Re: number threads = number of processors ?

ekeom · ‎08-17-2009

Dear All,

I have a basic question. using Fortran-OpenMP tools on a Duo Core processor, how many threads can I define? In an other hand, is the maximun number threads equal two number of avaible processors?

Best regards,

Didace

Tudor · ‎08-17-2009

Quoting - ekeom

Dear All,

I have a basic question. using Fortran-OpenMP tools on a Duo Core processor, how many threads can I define? In an other hand, is the maximun number threads equal two number of avaible processors?

Best regards,

Didace

There are two types of processors that we must work with while doing parallel programming: physical processors and logical processors. The number of logical processors (processors that the operating system and applications can work with) is (usually) greater or equal to the number of physical processors (actual processors on the motherboard). For example, a hyperthreaded processor with 4 physical processors will have 8 logical processors. That means that the operating system can schedule up to 8 threads at the same time, even though on the motherboard you only have 4 processors.
Therefore, the maximum number of threads you can create is equal to the number of logical processors your operating system sees. Core duo and core 2 duo are not hyperthreaded, hence the maximum number of threads you can create is 2, since you have 2 physical processors and 2 logical processors.

ekeom · ‎08-17-2009

Quoting - Tudor

The are two types of processors that we can encounter while doing parallel programming: physical processors and logical processors. The number of logical processors (processors that the operating system and applications can work with) is (usually) greater or equal to the number of physical processors (actual processors on the motherboard). For example, a hyperthreaded processor with 4 physical processors will have 8 logical processors. That means that the operating system can schedule up to 8 threads at the same time, even though on the motherboard you only have 4 processors.
Therefore, the maximum number of threads you can create is equal to the number of logical processors your operating system sees. Core duo and core 2 duo are not hyperthreaded, hence the maximum number of threads you can create is 2, since you have 2 physical processors and 2 logical processors.

Thank Tudor,

For your answer.

Best regards,

Didace

TimP · ‎08-17-2009

There's no definite limit here. The usual number of OpenMP threads would be the number of cores, or, possibly, with HyperThreading support (not present on Core Duo), the number of logical processors. OpenMP would default to a number of threads equal to number of detected cores, but you could over-ride by setting OMP_NUM_THREADS, unless you wrote limits into your program.

Tudor · ‎08-17-2009

Quoting - tim18

There's no definite limit here. The usual number of OpenMP threads would be the number of cores, or, possibly, with HyperThreading support (not present on Core Duo), the number of logical processors. OpenMP would default to a number of threads equal to number of detected cores, but you could over-ride by setting OMP_NUM_THREADS, unless you wrote limits into your program.

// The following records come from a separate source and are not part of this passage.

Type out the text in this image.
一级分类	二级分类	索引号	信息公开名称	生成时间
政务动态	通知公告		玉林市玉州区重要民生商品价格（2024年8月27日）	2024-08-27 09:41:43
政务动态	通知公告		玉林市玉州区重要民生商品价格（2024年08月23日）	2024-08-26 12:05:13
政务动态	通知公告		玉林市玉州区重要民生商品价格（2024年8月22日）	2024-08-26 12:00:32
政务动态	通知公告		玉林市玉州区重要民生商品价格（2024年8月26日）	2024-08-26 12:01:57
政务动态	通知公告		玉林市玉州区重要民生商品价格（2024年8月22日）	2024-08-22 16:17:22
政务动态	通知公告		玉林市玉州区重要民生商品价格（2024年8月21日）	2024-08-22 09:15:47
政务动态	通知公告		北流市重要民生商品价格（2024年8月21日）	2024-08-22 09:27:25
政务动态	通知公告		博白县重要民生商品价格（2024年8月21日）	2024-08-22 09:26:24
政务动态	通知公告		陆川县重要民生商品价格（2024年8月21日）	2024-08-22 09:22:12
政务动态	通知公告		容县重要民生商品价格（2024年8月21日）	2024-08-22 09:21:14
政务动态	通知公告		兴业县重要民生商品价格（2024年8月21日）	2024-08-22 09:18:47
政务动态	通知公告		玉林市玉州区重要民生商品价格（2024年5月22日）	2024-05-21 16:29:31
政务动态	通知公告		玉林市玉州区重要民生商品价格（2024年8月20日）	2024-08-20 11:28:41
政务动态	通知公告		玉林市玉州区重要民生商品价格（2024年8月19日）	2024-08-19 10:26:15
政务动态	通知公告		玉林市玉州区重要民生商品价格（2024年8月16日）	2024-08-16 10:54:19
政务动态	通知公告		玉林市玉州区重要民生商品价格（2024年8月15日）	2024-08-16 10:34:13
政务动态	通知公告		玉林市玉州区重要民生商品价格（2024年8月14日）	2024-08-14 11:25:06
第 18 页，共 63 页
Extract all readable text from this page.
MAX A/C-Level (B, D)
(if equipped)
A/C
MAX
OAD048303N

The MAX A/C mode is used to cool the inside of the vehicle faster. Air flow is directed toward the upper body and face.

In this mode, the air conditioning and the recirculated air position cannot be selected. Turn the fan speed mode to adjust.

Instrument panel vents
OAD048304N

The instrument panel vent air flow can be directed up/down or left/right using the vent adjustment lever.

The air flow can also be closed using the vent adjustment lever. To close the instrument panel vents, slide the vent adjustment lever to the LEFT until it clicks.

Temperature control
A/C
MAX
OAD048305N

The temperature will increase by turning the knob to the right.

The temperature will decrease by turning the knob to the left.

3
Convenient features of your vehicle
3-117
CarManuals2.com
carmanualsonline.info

You are right, a mistake on my part: I meant that the maximum number of threads that can run at the same time is 2. There is no actual limit to how many you can create manually.

jimdempseyatthecove · ‎08-17-2009

You can run more threads than you have logical processors. However, unless those threads are performing I/O, using more threads than you have logical processors will generally be less effective than using the number of threads as you have logical processors.

The time required to save the state of a thread and then restore the state of a different thread is significant. The trend now is to setup the number of threads equal to the number of logical processors, then use a programming paradigm that creates many more task (as opposed to threads). To switch from task to task (usually task run to completion) requires very little context to switch, usually a couple of registers, as opposed to all registers (integer, FPU, and SSE, page table, etc...).

When threads (or tasks)perform I/O then it is advisible to have a few more threads. But each application will have its own set of requirements.

Jim Demspey

DweeberlyLoom · ‎08-17-2009

Quoting - jimdempseyatthecove

You can run more threads than you have logical processors. However, unless those threads are performing I/O, using more threads than you have logical processors will generally be less effective than using the number of threads as you have logical processors.

The time required to save the state of a thread and then restore the state of a different thread is significant. The trend now is to setup the number of threads equal to the number of logical processors, then use a programming paradigm that creates many more task (as opposed to threads). To switch from task to task (usually task run to completion) requires very little context to switch, usually a couple of registers, as opposed to all registers (integer, FPU, and SSE, page table, etc...).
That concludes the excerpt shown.